Dementia places substantial burden on family caregivers due to its irreversible and progressive nature. Prior research mainly explored family caregivers’ needs in the early- and middle-stage of dementia. However, as dementia progresses, caregiving demands intensify and caregivers’ needs evolve, often contributing to nursing home (NH) admission. Assessing needs across the disease trajectory is essential for designing tailored interventions. This study aimed to explore family caregivers’ self-perceived needs in late-stage dementia, primarily in the NH context and during the transition into NH. A qualitative descriptive study was performed. Data were collected via semi-structured in-depth interviews with open-ended questions and then analyzed with inductive content analyses. Thirteen family caregivers of people with advanced dementia were interviewed. They were purposively identified by the NH managers (n = 11) and the local palliative care service (n = 2). Family caregivers had information, psychosocial, and self-care needs that were deeply intertwined and frequently coexisted at the same time. Information needs concerned clinical issues including disease trajectory and treatment options, legal issues such as the role of family caregivers in the decision making-process, bureaucratic issues including State assistance and benefits, and information on the available services in the community.
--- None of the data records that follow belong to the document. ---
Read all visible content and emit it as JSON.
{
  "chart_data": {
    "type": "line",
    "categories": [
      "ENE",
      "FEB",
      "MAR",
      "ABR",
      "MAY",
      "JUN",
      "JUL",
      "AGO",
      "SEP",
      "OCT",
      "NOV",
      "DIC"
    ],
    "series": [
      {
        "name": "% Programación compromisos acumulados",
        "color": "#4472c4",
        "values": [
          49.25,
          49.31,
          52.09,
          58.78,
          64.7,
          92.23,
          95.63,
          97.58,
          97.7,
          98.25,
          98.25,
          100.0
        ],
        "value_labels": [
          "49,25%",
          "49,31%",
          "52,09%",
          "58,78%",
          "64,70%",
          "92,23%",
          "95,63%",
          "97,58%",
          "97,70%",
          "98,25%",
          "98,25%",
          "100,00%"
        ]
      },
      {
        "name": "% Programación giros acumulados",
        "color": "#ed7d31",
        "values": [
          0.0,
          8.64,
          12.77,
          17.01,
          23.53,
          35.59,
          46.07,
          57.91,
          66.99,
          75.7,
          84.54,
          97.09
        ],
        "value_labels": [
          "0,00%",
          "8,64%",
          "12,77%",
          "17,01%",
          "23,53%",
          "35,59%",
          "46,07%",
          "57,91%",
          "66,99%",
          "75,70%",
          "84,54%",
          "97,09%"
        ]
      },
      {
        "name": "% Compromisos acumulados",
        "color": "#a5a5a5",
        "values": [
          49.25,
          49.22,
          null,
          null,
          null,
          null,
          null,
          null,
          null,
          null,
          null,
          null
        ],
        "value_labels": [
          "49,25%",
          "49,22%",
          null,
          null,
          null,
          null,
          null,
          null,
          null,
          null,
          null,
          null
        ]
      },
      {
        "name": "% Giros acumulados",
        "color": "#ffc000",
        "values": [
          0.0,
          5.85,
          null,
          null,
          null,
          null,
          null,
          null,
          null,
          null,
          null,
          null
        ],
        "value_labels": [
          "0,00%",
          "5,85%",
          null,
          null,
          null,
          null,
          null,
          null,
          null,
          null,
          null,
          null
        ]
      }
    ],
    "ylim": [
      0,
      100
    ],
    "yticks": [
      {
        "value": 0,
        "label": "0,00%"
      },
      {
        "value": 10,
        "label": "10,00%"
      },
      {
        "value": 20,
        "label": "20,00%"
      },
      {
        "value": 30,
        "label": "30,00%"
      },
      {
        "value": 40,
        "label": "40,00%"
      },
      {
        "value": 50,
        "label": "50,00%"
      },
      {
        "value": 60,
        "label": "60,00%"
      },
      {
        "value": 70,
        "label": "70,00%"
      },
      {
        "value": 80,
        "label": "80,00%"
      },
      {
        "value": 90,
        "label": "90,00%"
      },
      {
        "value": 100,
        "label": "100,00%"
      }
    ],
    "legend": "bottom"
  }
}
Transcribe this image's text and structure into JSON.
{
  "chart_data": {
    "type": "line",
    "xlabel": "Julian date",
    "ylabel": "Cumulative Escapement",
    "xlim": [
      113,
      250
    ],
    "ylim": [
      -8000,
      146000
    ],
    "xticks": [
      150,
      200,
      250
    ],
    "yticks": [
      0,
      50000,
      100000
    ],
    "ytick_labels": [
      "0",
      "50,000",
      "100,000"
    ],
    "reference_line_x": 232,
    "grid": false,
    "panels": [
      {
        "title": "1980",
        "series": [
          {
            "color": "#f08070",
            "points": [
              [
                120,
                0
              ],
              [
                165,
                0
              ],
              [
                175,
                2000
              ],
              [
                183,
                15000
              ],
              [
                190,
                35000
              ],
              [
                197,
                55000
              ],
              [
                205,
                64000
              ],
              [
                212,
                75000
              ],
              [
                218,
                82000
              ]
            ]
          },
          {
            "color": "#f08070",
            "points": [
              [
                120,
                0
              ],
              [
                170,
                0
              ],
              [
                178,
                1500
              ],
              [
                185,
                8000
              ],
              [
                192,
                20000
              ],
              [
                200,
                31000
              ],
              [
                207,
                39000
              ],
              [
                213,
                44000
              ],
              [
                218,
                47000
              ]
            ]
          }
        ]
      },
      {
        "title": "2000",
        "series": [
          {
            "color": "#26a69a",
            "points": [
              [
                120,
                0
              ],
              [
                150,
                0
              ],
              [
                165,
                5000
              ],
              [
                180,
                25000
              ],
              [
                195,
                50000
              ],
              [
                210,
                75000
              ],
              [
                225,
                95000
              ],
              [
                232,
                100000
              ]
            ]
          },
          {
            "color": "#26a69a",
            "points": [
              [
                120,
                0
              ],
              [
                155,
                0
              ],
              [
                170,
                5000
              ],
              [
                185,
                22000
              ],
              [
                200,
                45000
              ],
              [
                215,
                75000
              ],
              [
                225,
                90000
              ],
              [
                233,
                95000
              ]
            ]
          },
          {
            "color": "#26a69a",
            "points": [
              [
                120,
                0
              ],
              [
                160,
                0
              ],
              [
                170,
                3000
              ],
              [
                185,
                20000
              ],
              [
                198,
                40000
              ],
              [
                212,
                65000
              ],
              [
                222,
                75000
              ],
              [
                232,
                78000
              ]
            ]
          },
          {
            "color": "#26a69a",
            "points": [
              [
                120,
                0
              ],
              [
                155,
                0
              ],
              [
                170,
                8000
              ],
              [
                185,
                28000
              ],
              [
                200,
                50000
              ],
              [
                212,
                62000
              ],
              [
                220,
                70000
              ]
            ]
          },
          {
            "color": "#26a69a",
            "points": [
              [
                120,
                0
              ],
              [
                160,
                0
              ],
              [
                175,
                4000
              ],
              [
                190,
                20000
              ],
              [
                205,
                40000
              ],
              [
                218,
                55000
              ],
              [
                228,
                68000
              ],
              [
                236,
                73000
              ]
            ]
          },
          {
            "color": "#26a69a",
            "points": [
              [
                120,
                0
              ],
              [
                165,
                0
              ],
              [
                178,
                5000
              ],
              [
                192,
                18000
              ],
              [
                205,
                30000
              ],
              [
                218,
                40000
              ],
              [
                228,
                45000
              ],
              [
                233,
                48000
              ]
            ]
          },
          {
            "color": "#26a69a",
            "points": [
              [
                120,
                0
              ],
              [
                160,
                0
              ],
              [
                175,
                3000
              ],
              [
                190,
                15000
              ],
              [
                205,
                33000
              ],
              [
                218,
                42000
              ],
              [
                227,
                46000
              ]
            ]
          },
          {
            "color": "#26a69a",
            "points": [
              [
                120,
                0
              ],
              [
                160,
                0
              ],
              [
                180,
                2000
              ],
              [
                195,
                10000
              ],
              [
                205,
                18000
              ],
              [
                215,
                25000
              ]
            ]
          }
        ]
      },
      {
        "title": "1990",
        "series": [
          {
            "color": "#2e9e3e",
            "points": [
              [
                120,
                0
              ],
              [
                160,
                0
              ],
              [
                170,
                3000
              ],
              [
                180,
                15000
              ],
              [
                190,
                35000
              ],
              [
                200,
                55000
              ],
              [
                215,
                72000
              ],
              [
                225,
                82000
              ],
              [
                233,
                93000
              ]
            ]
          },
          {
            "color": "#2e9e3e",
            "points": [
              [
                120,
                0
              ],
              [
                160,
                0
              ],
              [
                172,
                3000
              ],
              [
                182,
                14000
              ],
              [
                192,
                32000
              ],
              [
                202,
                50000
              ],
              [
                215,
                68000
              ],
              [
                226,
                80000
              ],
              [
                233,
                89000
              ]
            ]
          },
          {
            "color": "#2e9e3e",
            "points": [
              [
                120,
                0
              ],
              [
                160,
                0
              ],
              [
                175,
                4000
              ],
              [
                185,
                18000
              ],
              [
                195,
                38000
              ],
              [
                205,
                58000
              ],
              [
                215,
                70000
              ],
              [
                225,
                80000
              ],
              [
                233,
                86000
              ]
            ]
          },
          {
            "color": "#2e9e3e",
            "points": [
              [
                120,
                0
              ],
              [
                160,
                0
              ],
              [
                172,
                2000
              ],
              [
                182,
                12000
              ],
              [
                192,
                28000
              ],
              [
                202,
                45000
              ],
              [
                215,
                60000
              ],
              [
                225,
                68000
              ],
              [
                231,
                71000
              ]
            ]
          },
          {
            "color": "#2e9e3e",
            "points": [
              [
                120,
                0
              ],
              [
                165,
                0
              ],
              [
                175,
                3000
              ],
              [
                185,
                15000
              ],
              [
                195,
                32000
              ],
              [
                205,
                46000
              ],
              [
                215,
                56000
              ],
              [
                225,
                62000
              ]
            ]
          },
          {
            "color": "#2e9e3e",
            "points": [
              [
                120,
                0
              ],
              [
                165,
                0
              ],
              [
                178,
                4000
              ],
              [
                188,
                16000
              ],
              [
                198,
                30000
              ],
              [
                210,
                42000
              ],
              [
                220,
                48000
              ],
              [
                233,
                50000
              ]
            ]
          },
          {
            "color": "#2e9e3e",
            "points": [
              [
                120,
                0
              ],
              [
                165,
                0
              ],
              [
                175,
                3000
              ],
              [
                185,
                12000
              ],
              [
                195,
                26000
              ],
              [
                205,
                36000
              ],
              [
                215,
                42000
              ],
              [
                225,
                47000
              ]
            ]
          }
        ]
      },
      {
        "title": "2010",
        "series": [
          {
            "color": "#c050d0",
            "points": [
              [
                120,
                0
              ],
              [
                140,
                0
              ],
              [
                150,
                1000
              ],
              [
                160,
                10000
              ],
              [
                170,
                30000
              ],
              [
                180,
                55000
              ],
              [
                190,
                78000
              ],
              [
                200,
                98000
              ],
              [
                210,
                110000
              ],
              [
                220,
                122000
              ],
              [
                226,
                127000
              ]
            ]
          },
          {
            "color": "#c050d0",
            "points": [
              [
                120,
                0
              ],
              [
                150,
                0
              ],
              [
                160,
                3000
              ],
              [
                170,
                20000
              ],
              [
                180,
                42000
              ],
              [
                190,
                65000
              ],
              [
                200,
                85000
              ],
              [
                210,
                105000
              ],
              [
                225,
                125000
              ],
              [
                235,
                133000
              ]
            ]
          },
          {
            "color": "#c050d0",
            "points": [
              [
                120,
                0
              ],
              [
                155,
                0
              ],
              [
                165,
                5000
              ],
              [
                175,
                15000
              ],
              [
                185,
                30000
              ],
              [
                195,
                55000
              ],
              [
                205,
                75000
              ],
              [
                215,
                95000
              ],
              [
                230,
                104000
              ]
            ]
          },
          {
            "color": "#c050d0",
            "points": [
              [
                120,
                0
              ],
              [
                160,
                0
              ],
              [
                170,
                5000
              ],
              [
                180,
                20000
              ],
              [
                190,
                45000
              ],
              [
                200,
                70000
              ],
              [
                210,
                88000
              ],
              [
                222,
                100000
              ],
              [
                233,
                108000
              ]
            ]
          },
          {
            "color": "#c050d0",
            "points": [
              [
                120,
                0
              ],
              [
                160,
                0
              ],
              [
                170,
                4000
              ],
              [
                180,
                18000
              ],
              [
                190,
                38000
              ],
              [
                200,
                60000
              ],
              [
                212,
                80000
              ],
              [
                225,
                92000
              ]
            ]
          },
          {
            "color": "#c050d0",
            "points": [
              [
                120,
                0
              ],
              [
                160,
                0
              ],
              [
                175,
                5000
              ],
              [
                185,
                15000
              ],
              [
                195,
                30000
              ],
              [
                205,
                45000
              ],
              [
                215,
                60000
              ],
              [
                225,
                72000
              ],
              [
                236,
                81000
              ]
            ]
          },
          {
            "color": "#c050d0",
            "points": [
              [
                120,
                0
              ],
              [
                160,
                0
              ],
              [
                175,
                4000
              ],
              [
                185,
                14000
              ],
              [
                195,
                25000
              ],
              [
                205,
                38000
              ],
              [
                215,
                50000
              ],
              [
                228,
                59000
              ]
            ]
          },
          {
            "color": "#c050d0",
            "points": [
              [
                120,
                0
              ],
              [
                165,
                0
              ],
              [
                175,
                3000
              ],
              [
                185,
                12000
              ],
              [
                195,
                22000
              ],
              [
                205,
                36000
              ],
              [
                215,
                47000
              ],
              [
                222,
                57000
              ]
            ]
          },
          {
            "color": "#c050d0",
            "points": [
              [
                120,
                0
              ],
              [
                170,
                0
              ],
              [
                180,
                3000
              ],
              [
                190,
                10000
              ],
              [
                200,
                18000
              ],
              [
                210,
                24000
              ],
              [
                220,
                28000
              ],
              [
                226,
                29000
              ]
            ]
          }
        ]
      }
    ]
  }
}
They looked for formal care providers’ support to satisfy their information and psychosocial needs, while they relied on informal support for obtaining emotional support, releasing stress, and managing daily care duties. Our study findings confirm that NH placement does not completely relieve caregiving burden and highlight the recurrence of well-known needs that can be targeted through interventions aimed at promoting dementia understanding and services knowledge, or ensuring psychosocial or material support in daily care. In all, these findings call for moving from needs assessment to actionable interventions. A mapping of the resources available in the community can be the starting point for facilitating networking to answer timely and effectively to dementia family caregivers’ care needs, and appears as a useful aid to inform public health planning and resource allocation.